Scientists are using a new aircraft-borne laser to identify rafts of marine debris at sea, where they can be removed more cheaply than if they are allowed to wash ashore, snagging reefs and damaging marine life.

"I think a pickup at sea can be done fairly inexpensively — a lot less expensively than cutting it off the reef," said James Churnside, a physicist with the National Oceanic and Atmospheric Administration's Environmental Technology Laboratory.

Churnside has been working with a technology called lidar, or light detection and ranging.

A laser is pulsed from an aircraft to the sea at 30 bursts per second. The equipment times how long it takes for the light signal to reflect back to the plane.

The equipment gives a different reading if it is able to enter the water and reflect off plankton, sediment or even bubbles than if it hits debris floating on the surface. "Debris on the surface shows up as a shadow," Churnside said.

He and his associates tested the system in Alaskan waters, first identifying from satellite images the areas where they believed oceanic debris rafts would be found, then confirming it with lidar testing.

"We were able to find concentrations of debris where the satellite data predicted they were," he said.

While lidar work hasn't been done around Hawai'i, Churnside said satellite predictions suggest there are large fields of debris floating in the subtropical convergence zone that normally lies north of the Islands.

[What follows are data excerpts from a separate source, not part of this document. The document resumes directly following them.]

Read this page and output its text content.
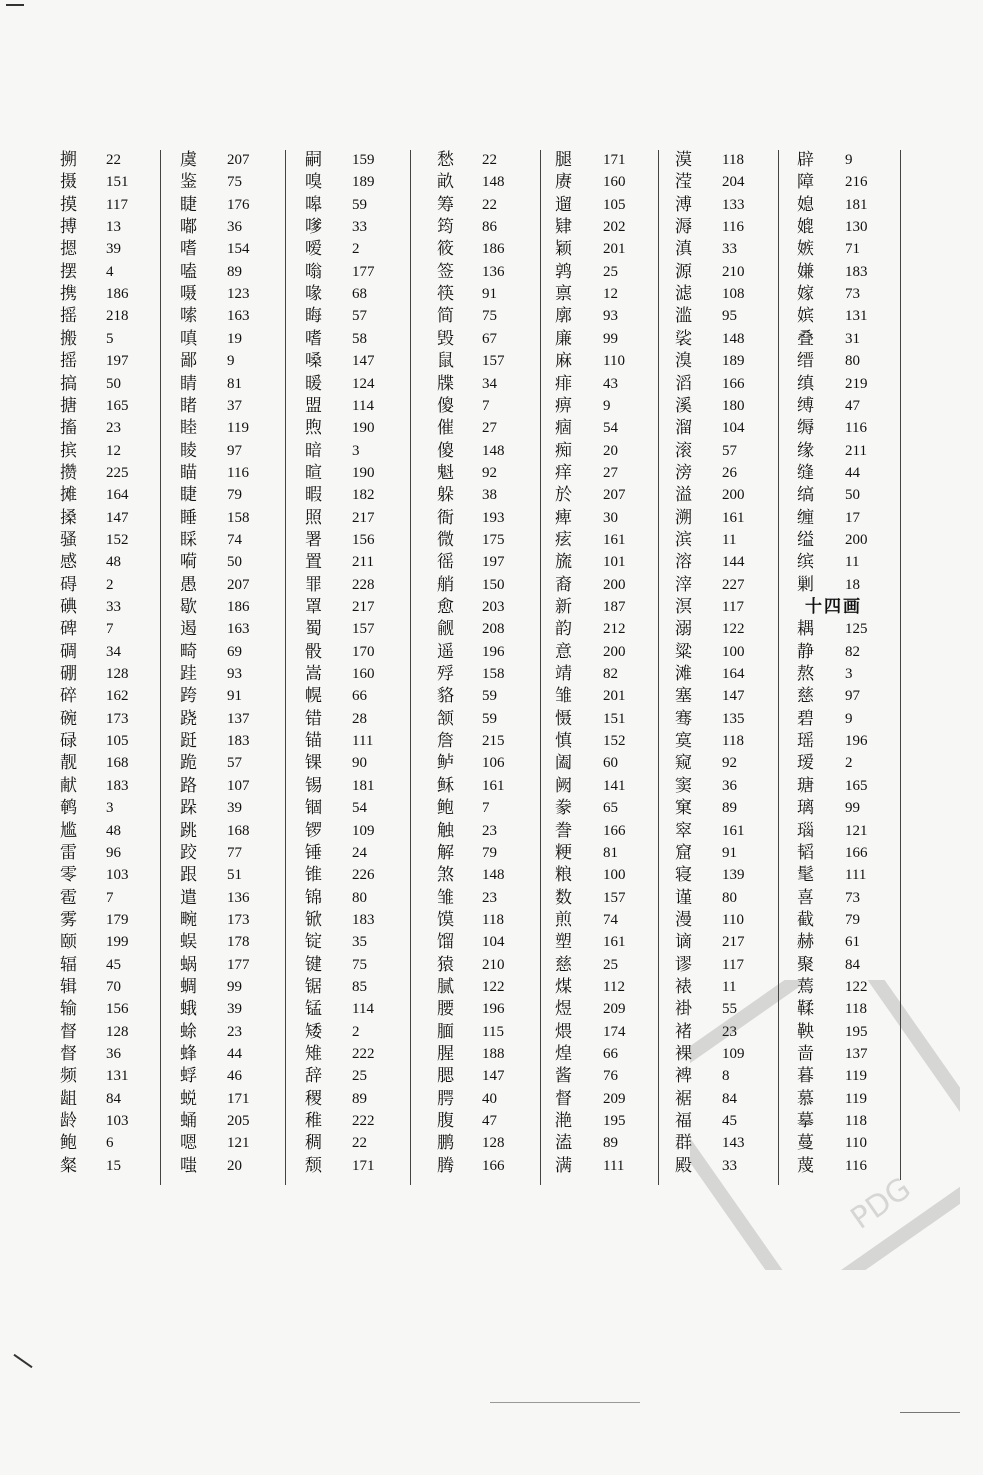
搠 22
摄 151
摸 117
搏 13
摁 39
摆 4
携 186
摇 218
搬 5
摇 197
搞 50
搪 165
搐 23
摈 12
攒 225
摊 164
搡 147
骚 152
感 48
碍 2
碘 33
碑 7
碉 34
硼 128
碎 162
碗 173
碌 105
靓 168
献 183
鹌 3
尴 48
雷 96
零 103
雹 7
雾 179
颐 199
辐 45
辑 70
输 156
督 128
督 36
频 131
龃 84
龄 103
鲍 6
粲 15
虞 207
鉴 75
睫 176
嘟 36
嗜 154
嗑 89
嗫 123
嗦 163
嗔 19
鄙 9
睛 81
睹 37
睦 119
睖 97
瞄 116
睫 79
睡 158
睬 74
嗬 50
愚 207
歇 186
遏 163
畸 69
跬 93
跨 91
跷 137
跹 183
跪 57
路 107
跺 39
跳 168
跤 77
跟 51
遣 136
畹 173
蜈 178
蜗 177
蜩 99
蛾 39
蜍 23
蜂 44
蜉 46
蜕 171
蛹 205
嗯 121
嗤 20
嗣 159
嗅 189
嗥 59
嗲 33
嗳 2
嗡 177
喙 68
晦 57
嗜 58
嗓 147
暖 124
盟 114
煦 190
暗 3
暄 190
暇 182
照 217
署 156
置 211
罪 228
罩 217
蜀 157
骰 170
嵩 160
幌 66
错 28
锚 111
锞 90
锡 181
锢 54
锣 109
锤 24
锥 226
锦 80
锨 183
锭 35
键 75
锯 85
锰 114
矮 2
雉 222
辞 25
稷 89
稚 222
稠 22
颓 171
愁 22
畝 148
筹 22
筠 86
筱 186
签 136
筷 91
简 75
毁 67
鼠 157
牒 34
傻 7
催 27
傻 148
魁 92
躲 38
衙 193
微 175
徭 197
艄 150
愈 203
觎 208
遥 196
殍 158
貉 59
颔 59
詹 215
鲈 106
稣 161
鲍 7
触 23
解 79
煞 148
雏 23
馍 118
馏 104
猿 210
腻 122
腰 196
腼 115
腥 188
腮 147
腭 40
腹 47
鹏 128
腾 166
腿 171
赓 160
遛 105
肄 202
颖 201
鹑 25
禀 12
廓 93
廉 99
麻 110
痱 43
痹 9
痼 54
痴 20
痒 27
於 207
痺 30
痃 161
旒 101
裔 200
新 187
韵 212
意 200
靖 82
雏 201
慑 151
慎 152
阖 60
阙 141
豢 65
誊 166
粳 81
粮 100
数 157
煎 74
塑 161
慈 25
煤 112
煜 209
煨 174
煌 66
酱 76
督 209
滟 195
溘 89
满 111
漠 118
滢 204
溥 133
溽 116
滇 33
源 210
滤 108
滥 95
裟 148
溴 189
滔 166
溪 180
溜 104
滚 57
滂 26
溢 200
溯 161
滨 11
溶 144
滓 227
溟 117
溺 122
粱 100
滩 164
塞 147
骞 135
寞 118
窥 92
窦 36
窠 89
窣 161
窟 91
寝 139
谨 80
漫 110
谪 217
谬 117
裱 11
褂 55
褚 23
裸 109
裨 8
裾 84
福 45
群 143
殿 33
辟 9
障 216
媳 181
媲 130
嫉 71
嫌 183
嫁 73
嫔 131
叠 31
缙 80
缜 219
缚 47
缛 116
缘 211
缝 44
缟 50
缠 17
缢 200
缤 11
剿 18
十四画
耦 125
静 82
熬 3
慈 97
碧 9
瑶 196
瑷 2
瑭 165
璃 99
瑙 121
韬 166
髦 111
喜 73
截 79
赫 61
聚 84
蔫 122
鞣 118
鞅 195
啬 137
暮 119
慕 119
摹 118
蔓 110
蔑 116
PDG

The field is likely to be denser in winter, when the currents "are conspiring to sweep stuff together," he said. During El Niño weather conditions, the field can move far enough south that the debris runs ashore in vast quantities on the Northwestern Hawaiian Islands, he said.

Debris including all kinds of floating matter is perhaps most dangerous to marine life when it is made up of great clumps of netting, rope, plastic strapping and fishing gear. Birds, seals, turtles and fish can get tangled in it, and if big piles of it wash ashore, it can rip up coral heads as it rolls in the surf.

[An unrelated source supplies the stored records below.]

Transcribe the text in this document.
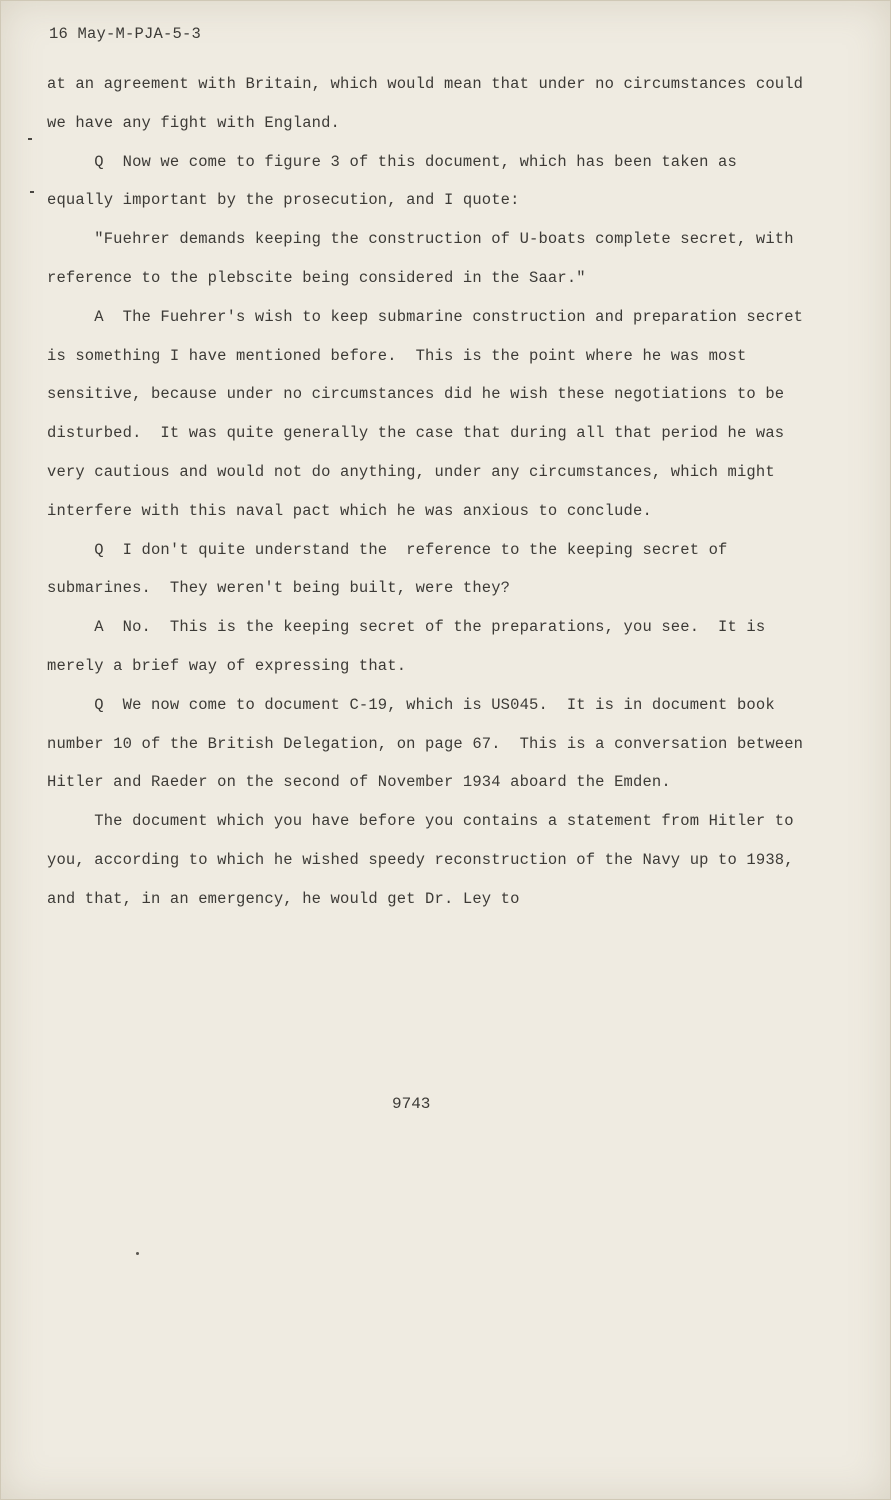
16 May-M-PJA-5-3
at an agreement with Britain, which would mean that under no circumstances could
we have any fight with England.
Q  Now we come to figure 3 of this document, which has been taken as
equally important by the prosecution, and I quote:
"Fuehrer demands keeping the construction of U-boats complete secret, with
reference to the plebscite being considered in the Saar."
A  The Fuehrer's wish to keep submarine construction and preparation secret
is something I have mentioned before.  This is the point where he was most
sensitive, because under no circumstances did he wish these negotiations to be
disturbed.  It was quite generally the case that during all that period he was
very cautious and would not do anything, under any circumstances, which might
interfere with this naval pact which he was anxious to conclude.
Q  I don't quite understand the  reference to the keeping secret of
submarines.  They weren't being built, were they?
A  No.  This is the keeping secret of the preparations, you see.  It is
merely a brief way of expressing that.
Q  We now come to document C-19, which is US045.  It is in document book
number 10 of the British Delegation, on page 67.  This is a conversation between
Hitler and Raeder on the second of November 1934 aboard the Emden.
The document which you have before you contains a statement from Hitler to
you, according to which he wished speedy reconstruction of the Navy up to 1938,
and that, in an emergency, he would get Dr. Ley to
9743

The Alaskan work has been supported in part by native communities affected by the marine trash.

"The problem of ocean debris is very real for remote Alaskan native communities," said Tim Veenstra, president of Airborne Technologies, the firm that conducted some of the aerial survey work with lidar over Alaskan waters.

"For instance, the beach at St. Paul in the Pribilof Islands is regularly affected by this debris. Not only is it an eyesore, but it has an impact on returning salmon runs."